Présidentielle 2027 : la gauche reste divisée, et François Hollande mise sur un candidat PS pour viser le second tour

François Hollande écarte l’idée d’une primaire large à gauche et défend une désignation rapide d’un candidat socialiste. Il juge que l’électorat choisira surtout celui qui peut atteindre le second tour face à l’extrême droite.

Des citoyens discutent devant une mairie de petite ville française, dans une scène de vie civique en lumière naturelle.

À gauche, une question très simple : qui peut vraiment atteindre le second tour ?

À deux ans de la présidentielle de 2027, la gauche se regarde encore en morceaux. Et pour les électeurs, la question est déjà la même : faut-il miser sur l’union, ou choisir le candidat jugé le plus solide face à l’extrême droite ? François Hollande tranche clairement en faveur de la seconde option, en estimant qu’à gauche, il y aura « un candidat socialiste » et Jean-Luc Mélenchon, « et puis c’est à peu près tout ».

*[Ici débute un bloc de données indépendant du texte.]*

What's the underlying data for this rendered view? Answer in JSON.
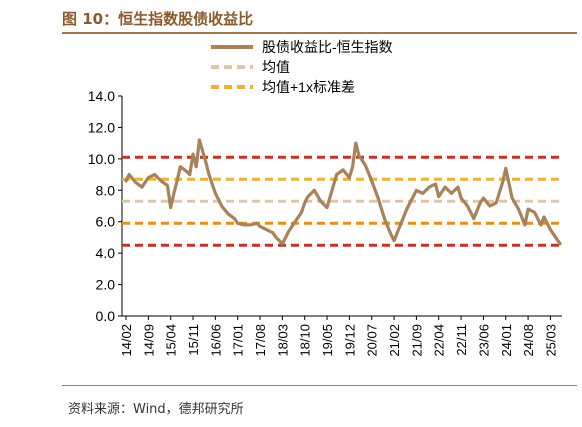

L’ancien chef de l’État défend une lecture très arithmétique du scrutin. Selon lui, les autres candidatures de gauche peuvent être « honorables », mais elles n’auraient pas, à ce stade, « de capacité à être au second tour ». C’est une manière de dire que la présidentielle ne se joue pas seulement sur l’addition des sensibilités, mais sur la capacité à franchir un seuil décisif : entrer dans le duel final, puis élargir au-delà de son camp.

Le PS veut un candidat, LFI prépare le sien

Le désaccord n’est pas nouveau. Le Parti socialiste a inscrit dans ses statuts la possibilité d’une primaire ouverte pour désigner son candidat à la présidentielle, mais sa direction assume désormais une stratégie plus politique que procédurale : reconstruire un socle commun, tout en gardant la main sur la désignation. Dans une résolution consacrée à 2027, le PS a même lié sa réussite présidentielle aux municipales de mars 2026, signe que la bataille de terrain reste centrale avant toute bataille d’incarnation.

De l’autre côté, La France insoumise a elle aussi organisé sa séquence présidentielle. Le mouvement a validé une feuille de route à 96,6 % de ses 68 120 militants appelés à voter, et entend désigner son candidat avant l’été. Autrement dit, les deux principales forces de gauche ne se préparent pas à un candidat commun, mais à deux logiques parallèles.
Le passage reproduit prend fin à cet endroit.